CD Review | Randy Brecker and the NDR Bigband - ROCKS - by Tree Palmedo
Randy Brecker and the NDR Bigband - Rocks
by Tree Palmedo
While Randy Brecker’s most enduring legacy in the public eye may always be his work as co-leader (with his late brother Michael) of the tight funk ensemble known as the Brecker Brothers, he has also nurtured a lengthy, multifaceted career as a trumpeter, improviser, and composer. This date, a studio recording featuring Hamburg’s Radio Jazz Orchestra, does not shy away from the Brecker Brothers’ towering discography, but it also casts a wide net, expanding and illuminating original Brecker compositions from throughout the trumpeter’s several-decade career.
It’s a thrill to hear these compositions, many of them as technical as they are funky, expanded into full brass-and-woodwind orchestrations complete with keyboard tones straight out of 1981. The aptly titled album opener “First Tune of the Set” is a burning number in the vein of classic Brecker Brothers, with ample space for the trumpeter himself to shine. Brecker’s polished post-bop playing is as sharp as ever, and his fiery lines are driven to further heights as he trades with the agile interjections of fellow Brecker Brothers alum and saxophone star David Sanborn. Elsewhere on the album, the tenor saxophone chair that Michael Brecker once occupied is ably filled by Ada Rovatti, Randy Brecker’s wife and a formidable tenor talent in her own right. On the spaced-out fusion number “Squids,” Rovatti steals the show, taking an extended solo in the middle of the piece that builds to a screaming climax and showcases Rovatti’s brilliant tone.

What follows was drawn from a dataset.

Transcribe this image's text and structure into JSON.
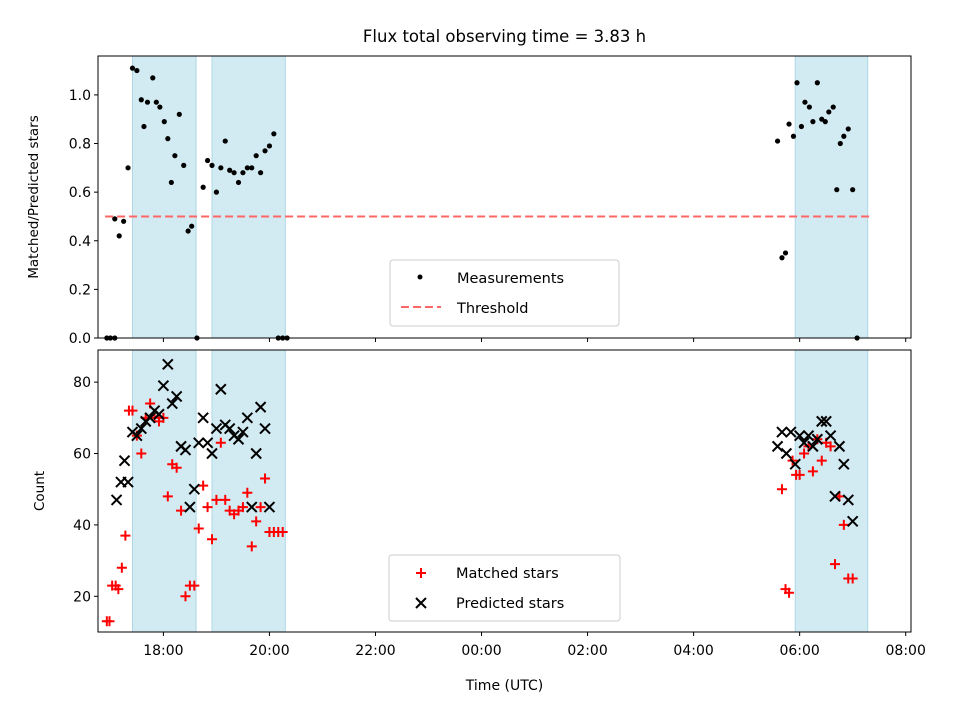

Other moments, like the ballad “Sozinho,” are more delicate and showcase the orchestra’s impeccable intonation and dense, impressionistic arrangements.
The album ends on the gospel-ish waltz “Threesome,” a welcome change of pace after the dense grooves and harmonies of the rest of the album. While there are still harmonic shades of 1980s fusion, this final track sends things off on a soulful note, capping an impressive showcase for both the lengthy career and continued excellence of a living trumpet legend.